Rapid advances in automated data collection tools and data storage technology have led to the wide availability of huge amount of data. Data mining can extract useful and interesting rules or knowledge for decision making from large amount of data. In the modern world of business competition, collaboration between industries or companies is one form of alliance to maintain overall competitiveness. Two industries or companies may find that it is beneficial to collaborate in order to discover more useful and interesting patterns, rules or knowledge from their joint data collection, which they would not be able to derive otherwise. Due to privacy concerns, it is impossible for each party to share its own private data with one another if the data mining algorithms are not secure.
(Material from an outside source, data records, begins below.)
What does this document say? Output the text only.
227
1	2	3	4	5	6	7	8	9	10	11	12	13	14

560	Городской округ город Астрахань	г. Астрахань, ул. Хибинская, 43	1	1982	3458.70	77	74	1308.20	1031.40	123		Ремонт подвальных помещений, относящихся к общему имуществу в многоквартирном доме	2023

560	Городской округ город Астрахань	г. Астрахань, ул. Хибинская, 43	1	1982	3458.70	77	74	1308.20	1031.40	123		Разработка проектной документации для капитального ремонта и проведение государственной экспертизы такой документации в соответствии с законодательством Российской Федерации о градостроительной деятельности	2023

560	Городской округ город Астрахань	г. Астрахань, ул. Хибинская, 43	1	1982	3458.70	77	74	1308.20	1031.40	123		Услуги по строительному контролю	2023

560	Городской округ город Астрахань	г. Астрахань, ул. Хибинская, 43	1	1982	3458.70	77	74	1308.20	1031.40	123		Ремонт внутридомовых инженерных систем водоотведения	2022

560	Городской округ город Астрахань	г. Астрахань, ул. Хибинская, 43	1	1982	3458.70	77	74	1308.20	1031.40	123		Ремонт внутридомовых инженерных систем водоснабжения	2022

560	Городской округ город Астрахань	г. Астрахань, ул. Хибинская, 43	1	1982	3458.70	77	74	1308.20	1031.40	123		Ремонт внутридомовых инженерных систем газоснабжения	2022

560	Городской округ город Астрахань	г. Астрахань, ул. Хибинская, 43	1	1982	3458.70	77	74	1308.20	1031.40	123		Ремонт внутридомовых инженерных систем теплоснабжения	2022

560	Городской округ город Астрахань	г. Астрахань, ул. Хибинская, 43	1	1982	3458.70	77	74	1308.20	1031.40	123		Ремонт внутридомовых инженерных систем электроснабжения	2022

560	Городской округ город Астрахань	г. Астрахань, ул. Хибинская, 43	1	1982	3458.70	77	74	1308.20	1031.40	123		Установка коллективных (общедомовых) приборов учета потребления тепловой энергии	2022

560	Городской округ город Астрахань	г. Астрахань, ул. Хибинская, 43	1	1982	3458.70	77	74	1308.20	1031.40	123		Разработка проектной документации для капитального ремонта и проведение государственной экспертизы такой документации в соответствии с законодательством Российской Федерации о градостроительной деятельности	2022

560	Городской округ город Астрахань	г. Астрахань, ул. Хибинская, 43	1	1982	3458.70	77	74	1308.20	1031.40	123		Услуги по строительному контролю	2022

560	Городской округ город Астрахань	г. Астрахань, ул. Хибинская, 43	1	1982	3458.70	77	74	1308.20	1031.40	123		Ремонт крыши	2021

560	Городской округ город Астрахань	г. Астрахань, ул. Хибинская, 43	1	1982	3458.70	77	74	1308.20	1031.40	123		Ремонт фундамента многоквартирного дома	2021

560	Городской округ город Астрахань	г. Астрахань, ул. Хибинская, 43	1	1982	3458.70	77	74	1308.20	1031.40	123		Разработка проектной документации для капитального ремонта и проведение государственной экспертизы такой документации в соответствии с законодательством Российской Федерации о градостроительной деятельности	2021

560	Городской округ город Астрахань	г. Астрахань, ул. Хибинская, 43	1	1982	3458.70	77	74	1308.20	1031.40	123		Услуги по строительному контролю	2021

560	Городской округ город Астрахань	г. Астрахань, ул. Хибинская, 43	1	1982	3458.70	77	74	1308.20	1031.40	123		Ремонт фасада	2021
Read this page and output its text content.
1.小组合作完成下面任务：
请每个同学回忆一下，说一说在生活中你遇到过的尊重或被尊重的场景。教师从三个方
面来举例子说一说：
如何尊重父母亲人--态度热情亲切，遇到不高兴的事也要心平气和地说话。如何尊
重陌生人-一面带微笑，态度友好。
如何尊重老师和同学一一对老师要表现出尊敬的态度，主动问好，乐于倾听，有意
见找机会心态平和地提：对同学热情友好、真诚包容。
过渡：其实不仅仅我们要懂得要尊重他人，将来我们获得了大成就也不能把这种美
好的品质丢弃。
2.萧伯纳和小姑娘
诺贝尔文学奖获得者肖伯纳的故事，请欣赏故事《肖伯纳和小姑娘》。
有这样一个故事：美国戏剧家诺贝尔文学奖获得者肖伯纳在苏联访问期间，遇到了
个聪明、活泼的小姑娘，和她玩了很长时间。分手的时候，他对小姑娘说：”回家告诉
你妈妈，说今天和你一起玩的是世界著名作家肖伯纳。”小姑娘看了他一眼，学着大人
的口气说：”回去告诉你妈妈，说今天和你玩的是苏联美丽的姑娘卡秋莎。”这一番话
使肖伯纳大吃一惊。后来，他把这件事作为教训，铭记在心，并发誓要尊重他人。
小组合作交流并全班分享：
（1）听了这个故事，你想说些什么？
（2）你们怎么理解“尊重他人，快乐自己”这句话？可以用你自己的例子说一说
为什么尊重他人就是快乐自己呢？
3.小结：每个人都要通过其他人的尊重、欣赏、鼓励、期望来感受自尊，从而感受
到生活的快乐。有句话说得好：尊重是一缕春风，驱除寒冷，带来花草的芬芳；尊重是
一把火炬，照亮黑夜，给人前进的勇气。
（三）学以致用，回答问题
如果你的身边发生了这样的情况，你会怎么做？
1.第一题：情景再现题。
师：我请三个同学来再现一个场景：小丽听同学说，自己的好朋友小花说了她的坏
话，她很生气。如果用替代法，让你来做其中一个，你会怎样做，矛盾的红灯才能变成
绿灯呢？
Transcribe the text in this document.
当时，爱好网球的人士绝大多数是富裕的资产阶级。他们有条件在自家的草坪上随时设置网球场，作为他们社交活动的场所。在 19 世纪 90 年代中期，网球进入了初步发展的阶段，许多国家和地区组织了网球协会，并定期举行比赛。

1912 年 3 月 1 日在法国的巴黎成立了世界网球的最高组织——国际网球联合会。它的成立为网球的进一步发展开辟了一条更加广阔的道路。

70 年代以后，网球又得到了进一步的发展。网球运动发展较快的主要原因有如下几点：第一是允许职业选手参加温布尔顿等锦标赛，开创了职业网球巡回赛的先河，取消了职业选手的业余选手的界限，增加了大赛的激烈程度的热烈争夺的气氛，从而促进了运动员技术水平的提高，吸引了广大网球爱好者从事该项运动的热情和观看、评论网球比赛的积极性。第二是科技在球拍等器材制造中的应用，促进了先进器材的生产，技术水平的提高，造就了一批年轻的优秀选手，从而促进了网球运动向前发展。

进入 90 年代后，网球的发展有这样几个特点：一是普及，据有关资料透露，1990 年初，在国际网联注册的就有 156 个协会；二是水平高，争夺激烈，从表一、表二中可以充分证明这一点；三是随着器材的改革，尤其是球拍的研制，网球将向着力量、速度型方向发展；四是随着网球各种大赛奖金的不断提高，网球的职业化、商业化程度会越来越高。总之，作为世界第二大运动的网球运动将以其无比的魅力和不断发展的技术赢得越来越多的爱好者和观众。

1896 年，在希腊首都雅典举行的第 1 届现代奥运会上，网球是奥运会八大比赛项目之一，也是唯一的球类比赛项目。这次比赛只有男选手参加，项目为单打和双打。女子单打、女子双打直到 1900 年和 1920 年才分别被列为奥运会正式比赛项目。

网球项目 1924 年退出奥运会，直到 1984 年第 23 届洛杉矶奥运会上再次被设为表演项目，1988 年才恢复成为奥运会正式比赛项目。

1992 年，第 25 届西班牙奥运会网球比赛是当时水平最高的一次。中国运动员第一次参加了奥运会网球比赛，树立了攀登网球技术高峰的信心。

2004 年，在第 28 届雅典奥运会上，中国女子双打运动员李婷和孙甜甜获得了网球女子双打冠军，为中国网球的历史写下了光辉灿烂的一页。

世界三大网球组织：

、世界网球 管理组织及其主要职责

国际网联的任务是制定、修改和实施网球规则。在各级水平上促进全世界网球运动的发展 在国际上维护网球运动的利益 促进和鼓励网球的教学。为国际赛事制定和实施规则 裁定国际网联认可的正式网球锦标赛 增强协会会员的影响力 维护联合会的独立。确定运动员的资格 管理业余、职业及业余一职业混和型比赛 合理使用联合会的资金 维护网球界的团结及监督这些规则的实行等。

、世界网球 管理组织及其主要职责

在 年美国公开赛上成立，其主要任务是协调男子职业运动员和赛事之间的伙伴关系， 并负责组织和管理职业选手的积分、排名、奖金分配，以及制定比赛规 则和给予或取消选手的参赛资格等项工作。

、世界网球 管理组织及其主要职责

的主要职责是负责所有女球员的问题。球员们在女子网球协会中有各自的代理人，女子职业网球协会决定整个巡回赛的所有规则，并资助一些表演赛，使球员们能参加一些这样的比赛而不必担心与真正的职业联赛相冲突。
Therefore, privacy-preserving data mining (PPDM) was proposed to resolve the data privacy concerns while yielding the utility of distributed data sets (Agrawal & Srikant, 2000; Lindell.Y. & Pinkas, 2000). Conventional PPDM makes use of Secure Multi-party Computation (Yao, 1986) or randomization techniques to allow the participating parties to preserve their data privacy during the mining process. It has been widely acknowledged that algorithms based on secure multi-party computation are able to achieve complete accuracy, albeit at the expense of efficiency.
In this section, we review current work on privacy-preserving data mining algorithms that are based on secure multi-party computation (Yao, 1986).
Privacy-Preserving Decision Trees
In (Lindell & Pinkas, 2000), the authors proposed a privacy-preserving ID3 algorithm based on cryptographic techniques for horizontally partitioned data involving two parties. The authors in (Du & Zhan, 2002) addressed the privacy-preserving decision tree induction problem for vertically partitioned data based on the computation of secure scalar product involving two parties. The scalar product is securely computed using a semi-trusted commodity server. In the model, a semi-trusted third party helps two parties to compute scalar product; the third party will learn nothing about the parties’ private data and is required not to collude with any of them. The authors in (Vaidya & Clifton, 2005a) extended the privacy-preserving ID3 algorithm for vertically partitioned data from two parties to multiple parties using the secure set intersection cardinality protocols.